Ixidor glimpsed these transformations only briefly. His eyes were drawn away instead to the angel's glorious face-the face of Nivea.

No, she was Nivea no longer. Surrounded in a mantle of flesh-part mane and part halo-Akroma's visage was more beautiful than Ixidor could have imagined. She had transcended his memories of Nivea, as every lost love grows greater in time. Her glory was almost unbearable, and the look of sadness in her eyes nearly slew him.

"What is it?" she asked, magnificent before her disheveled creator.

He could only shake his head. "You have eclipsed her. Now, as long as you live, I can never see her again."

*****

Ixidor waited until midnight. The Protector slept, and darkness ruled every comer of paradise. He needed darkness and solitude for what he was about to do.

Phage and Kamahl were on their way. They were bringing a conglomerate army bent on slaying the Protector. Once she was gone, they would ravage his creation and kill him as well.

In solemn silence, Ixidor stepped from the white-marble pier onto the dark barge. It lay low in inky waters. Like avatars of night, the unmen followed. They spread in a circle around him and stood, nervous sentinels. Stars sent streaks of white across the black face of the deep. The barge man's pole stirred those lines, like a stick gathering cobwebs, and the barge shoved out over the blackness.

Ixidor needed other protectors and defenders-armies of them. He needed as many as the stars in the sky.

While the craft glided before rhythmic strokes of the pole, Ixidor watched those stars. Brightly they beamed, gregarious. Even here in the midst of his creation, those patient eyes followed him-soothing, healing, sending news from distant worlds. The stars were Ixidor's peers. He could not change them, but he could fashion something beautiful from their light.

He would make disciples from their reflections.

Stepping to the edge of the barge, Ixidor knelt and peered down at the crazings of light. It was primordial energy, ready to be shaped. But how? What medium could he use to craft beams of light? He had not brought canvas or paint, clay or wood. He trailed his hand in the water, shaping the light into whorls and eddies, but the barge itself was more powerful, sending waves before and behind.

Ixidor scooped up a handful of water, the stars momentarily trapped within. Before he could transform them, they dribbled away between his fingers.

The thrust of the pole made an insistent rhythm. It entered Ixidor's knees and dragged at his whole body. It shaped the water too.

What were waves but sound? If he could shape sound, he could shape waves and the lights that lay upon them.

Ixidor lay prostrate, his hand spread across the planks.
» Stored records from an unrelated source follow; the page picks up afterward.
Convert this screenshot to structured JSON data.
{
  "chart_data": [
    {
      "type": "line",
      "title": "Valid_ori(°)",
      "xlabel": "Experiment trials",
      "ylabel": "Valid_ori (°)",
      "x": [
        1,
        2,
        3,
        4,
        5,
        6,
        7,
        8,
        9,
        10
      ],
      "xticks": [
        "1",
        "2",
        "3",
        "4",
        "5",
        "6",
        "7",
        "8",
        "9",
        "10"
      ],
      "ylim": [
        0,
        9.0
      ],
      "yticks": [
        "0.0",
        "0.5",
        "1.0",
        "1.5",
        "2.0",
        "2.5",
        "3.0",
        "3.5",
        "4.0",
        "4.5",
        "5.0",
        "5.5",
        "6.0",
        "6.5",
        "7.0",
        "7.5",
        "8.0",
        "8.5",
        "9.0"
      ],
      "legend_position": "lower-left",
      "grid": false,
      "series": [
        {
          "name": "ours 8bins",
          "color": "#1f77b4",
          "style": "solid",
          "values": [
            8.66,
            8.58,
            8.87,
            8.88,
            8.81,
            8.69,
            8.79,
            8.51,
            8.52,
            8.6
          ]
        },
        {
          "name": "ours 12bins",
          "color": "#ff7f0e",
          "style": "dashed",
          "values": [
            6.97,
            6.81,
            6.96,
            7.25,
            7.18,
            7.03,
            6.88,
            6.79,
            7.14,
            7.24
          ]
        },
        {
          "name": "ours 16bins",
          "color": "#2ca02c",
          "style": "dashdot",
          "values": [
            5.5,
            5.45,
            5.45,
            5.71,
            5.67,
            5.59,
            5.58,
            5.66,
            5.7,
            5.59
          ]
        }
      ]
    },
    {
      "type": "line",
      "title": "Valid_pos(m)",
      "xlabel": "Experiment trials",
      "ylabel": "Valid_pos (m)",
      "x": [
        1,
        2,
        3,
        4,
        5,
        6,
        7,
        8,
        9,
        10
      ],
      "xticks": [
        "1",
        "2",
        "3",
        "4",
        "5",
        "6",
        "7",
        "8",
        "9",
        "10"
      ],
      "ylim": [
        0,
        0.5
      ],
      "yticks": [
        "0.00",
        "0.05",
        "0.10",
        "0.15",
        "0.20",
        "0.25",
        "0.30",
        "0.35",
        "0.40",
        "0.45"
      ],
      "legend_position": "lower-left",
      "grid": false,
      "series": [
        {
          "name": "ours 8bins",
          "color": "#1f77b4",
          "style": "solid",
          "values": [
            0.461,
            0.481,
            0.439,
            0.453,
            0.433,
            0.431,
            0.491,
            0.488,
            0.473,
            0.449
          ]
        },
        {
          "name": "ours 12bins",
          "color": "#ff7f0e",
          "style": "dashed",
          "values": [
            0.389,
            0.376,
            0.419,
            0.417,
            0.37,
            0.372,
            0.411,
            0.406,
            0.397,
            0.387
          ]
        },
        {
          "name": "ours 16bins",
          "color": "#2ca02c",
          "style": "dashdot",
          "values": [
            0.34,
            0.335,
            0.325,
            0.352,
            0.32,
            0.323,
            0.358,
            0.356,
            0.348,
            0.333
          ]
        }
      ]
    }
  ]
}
He hummed in time to the pole man. Music would be his medium. He wanted to make disciples of these points of light, so he sang a song of discipleship.

Come with me, my children.

Ride within my eyes, upon my brow.

Learn what I have known, and then

I'll learn all that you know.

Heal the heart that's broken.

Salve the flesh that dies, that's fainting now.

Drink the cup I drink, my children.

Together we will grow.

He rose and stood, chanting all the while. His voice droned, regularizing the waves. The peaks rose into a matrix of mounds; the valleys sank into cup-shapes among them. Starlight gathered on each prominence. Ixidor needed only to bring them to final focus. Stomping his foot in time with the pole strokes, he sang the final stanza.

Come with me, my children.

Come to life, my thought, my heart's desire.

Light eternal, sweet companion,

I'll be your living pyre.

With the final note, the waves around the barge achieved perfect form. Hundreds of points of light coalesced. They rose from the water. No longer were they simply reflections, but living radiance. Like will-o'-the-wisps, the newborn creatures whirled up into the air. Sparking blue-white, they curled in a scintillating cloud of orbs and orbited their creator. The sky danced with a choir of creatures-changeable stars beneath changeless ones.